Abstract

Lipoprotein (a) [Lp(a)] levels have been correlated with angiographically defined coronary artery disease (CAD). Pattern of Lp(a) distribution in various racial groups is different. To study this relationship in Indian patients, plasma levels of Lp(a) and other lipid values were assessed in 101 patients undergoing coronary arteriography. Lp(a) concentration was higher in CAD group ( n = 77) compared to normal coronary artery group ( n = 24) (26.83 ± 22.09 mg/dl vs. 15.07 ± 14.61 mg/dl, P < 0.05).

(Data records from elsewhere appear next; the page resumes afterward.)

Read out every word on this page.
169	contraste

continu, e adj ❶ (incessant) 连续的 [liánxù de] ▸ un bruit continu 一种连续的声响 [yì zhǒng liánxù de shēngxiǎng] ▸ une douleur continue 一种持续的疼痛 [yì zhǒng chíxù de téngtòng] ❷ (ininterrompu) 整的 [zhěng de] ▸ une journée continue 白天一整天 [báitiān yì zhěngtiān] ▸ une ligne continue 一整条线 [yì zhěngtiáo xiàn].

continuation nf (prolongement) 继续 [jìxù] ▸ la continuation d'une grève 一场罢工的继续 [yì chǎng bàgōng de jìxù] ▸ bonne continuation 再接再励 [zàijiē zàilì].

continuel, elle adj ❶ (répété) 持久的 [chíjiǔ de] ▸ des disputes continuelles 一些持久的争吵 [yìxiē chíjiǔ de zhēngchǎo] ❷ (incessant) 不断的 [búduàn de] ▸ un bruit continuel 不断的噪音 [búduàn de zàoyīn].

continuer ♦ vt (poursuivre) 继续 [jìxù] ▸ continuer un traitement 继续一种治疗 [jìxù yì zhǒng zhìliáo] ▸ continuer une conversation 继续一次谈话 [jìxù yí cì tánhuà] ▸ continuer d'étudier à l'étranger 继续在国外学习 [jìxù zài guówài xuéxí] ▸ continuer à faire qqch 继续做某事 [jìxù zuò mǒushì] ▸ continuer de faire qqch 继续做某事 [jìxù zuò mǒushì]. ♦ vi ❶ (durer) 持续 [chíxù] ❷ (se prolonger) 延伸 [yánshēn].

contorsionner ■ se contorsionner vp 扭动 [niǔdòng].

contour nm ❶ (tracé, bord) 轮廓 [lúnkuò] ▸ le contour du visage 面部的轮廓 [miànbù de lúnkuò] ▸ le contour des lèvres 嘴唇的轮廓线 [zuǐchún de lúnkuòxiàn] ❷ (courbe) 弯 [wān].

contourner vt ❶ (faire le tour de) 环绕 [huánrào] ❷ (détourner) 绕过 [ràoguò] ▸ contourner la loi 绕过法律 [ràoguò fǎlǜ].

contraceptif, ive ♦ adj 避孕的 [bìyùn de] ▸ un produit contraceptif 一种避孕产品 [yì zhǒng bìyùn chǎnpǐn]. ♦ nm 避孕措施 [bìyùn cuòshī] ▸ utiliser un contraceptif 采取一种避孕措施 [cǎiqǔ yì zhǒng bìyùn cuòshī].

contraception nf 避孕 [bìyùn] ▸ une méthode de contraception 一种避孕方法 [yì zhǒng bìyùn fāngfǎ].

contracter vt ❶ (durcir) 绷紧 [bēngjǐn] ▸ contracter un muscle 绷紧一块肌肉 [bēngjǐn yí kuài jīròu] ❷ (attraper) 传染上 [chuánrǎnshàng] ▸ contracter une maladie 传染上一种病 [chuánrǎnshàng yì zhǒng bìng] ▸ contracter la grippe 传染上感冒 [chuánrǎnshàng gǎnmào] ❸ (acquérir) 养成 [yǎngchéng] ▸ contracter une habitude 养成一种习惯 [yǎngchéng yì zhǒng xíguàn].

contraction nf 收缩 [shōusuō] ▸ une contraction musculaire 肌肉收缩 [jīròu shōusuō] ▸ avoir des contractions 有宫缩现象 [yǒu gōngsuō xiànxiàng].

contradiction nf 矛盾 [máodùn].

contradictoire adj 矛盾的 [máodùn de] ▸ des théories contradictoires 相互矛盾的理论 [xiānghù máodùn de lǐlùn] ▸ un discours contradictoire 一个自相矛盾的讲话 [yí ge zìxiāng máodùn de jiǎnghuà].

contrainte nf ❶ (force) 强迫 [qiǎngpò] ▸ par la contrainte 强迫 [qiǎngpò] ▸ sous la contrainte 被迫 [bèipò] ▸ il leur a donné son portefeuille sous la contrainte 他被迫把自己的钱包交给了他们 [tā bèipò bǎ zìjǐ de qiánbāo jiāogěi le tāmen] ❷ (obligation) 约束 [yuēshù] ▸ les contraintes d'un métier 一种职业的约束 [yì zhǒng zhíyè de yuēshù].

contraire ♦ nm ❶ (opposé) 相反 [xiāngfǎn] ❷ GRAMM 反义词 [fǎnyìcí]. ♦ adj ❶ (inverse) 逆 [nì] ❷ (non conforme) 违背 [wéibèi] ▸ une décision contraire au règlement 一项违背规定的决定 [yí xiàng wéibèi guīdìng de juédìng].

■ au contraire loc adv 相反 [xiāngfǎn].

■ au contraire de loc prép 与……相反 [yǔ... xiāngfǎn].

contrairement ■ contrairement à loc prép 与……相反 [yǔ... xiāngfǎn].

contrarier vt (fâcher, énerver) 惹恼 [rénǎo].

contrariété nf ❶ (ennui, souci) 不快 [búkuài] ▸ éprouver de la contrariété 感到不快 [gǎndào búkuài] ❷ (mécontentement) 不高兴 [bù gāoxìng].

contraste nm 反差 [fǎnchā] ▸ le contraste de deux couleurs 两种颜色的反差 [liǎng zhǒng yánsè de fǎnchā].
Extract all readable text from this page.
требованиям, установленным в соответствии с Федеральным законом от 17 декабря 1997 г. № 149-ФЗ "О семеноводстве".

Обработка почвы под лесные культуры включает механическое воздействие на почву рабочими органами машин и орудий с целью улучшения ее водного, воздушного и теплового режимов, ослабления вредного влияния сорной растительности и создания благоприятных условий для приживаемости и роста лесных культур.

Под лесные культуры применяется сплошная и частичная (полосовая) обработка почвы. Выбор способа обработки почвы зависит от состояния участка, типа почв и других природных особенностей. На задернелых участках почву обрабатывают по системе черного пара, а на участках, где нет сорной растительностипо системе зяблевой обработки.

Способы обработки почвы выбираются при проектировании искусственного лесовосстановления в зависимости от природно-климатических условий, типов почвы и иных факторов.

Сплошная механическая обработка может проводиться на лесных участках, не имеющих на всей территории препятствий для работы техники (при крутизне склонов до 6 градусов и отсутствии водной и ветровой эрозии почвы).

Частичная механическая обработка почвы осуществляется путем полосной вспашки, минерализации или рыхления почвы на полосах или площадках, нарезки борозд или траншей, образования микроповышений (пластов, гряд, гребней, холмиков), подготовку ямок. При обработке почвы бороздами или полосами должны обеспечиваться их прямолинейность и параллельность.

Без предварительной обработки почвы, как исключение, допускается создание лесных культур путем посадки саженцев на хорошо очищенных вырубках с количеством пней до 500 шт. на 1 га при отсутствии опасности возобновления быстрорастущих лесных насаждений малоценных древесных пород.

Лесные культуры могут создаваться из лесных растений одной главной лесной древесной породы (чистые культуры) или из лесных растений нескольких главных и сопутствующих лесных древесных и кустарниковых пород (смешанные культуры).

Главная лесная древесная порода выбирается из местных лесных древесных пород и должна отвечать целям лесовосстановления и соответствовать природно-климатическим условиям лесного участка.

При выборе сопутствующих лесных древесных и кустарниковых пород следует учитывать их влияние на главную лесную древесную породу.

Lp(a) values had graded association with CAD. In Lp(a) quartile of < 5 mg/dl, 66.7%. patients had CAD; in Lp(a) quartile of 5–25 mg/dl, 69.0% had CAD; in Lp(a) quartile of 26–75 mg/dl, 87.5% had CAD; and in Lp(a) quartile of ≥ 76 mg/dl, all patients had CAD. High density lipoprotein (HDL) cholesterol was higher in the normal coronary artery group as compared to CAD group (45.25±8.26 mg/dl vs. 41.83±16.47 mg/dl; NS). In HDL quartile of <35 mg/dl, 88.9% patients had angiographically defined CAD. Plasma values of total cholesterol, triglycerides (TG), apolipoprotein-A1 (Apo-A1), apolipoprotein-B (Apo-B), low density lipoprotein (LDL) cholesterol, sol LDL HDL cholesterol ratio and Apo sol A1 B ratio were not significantly different in the groups with normal coronary arteries and CAD. Our results indicate that the measurement of Lp(a) provides a better marker for predicting the presence of angiographically defined CAD as compared to traditional measures.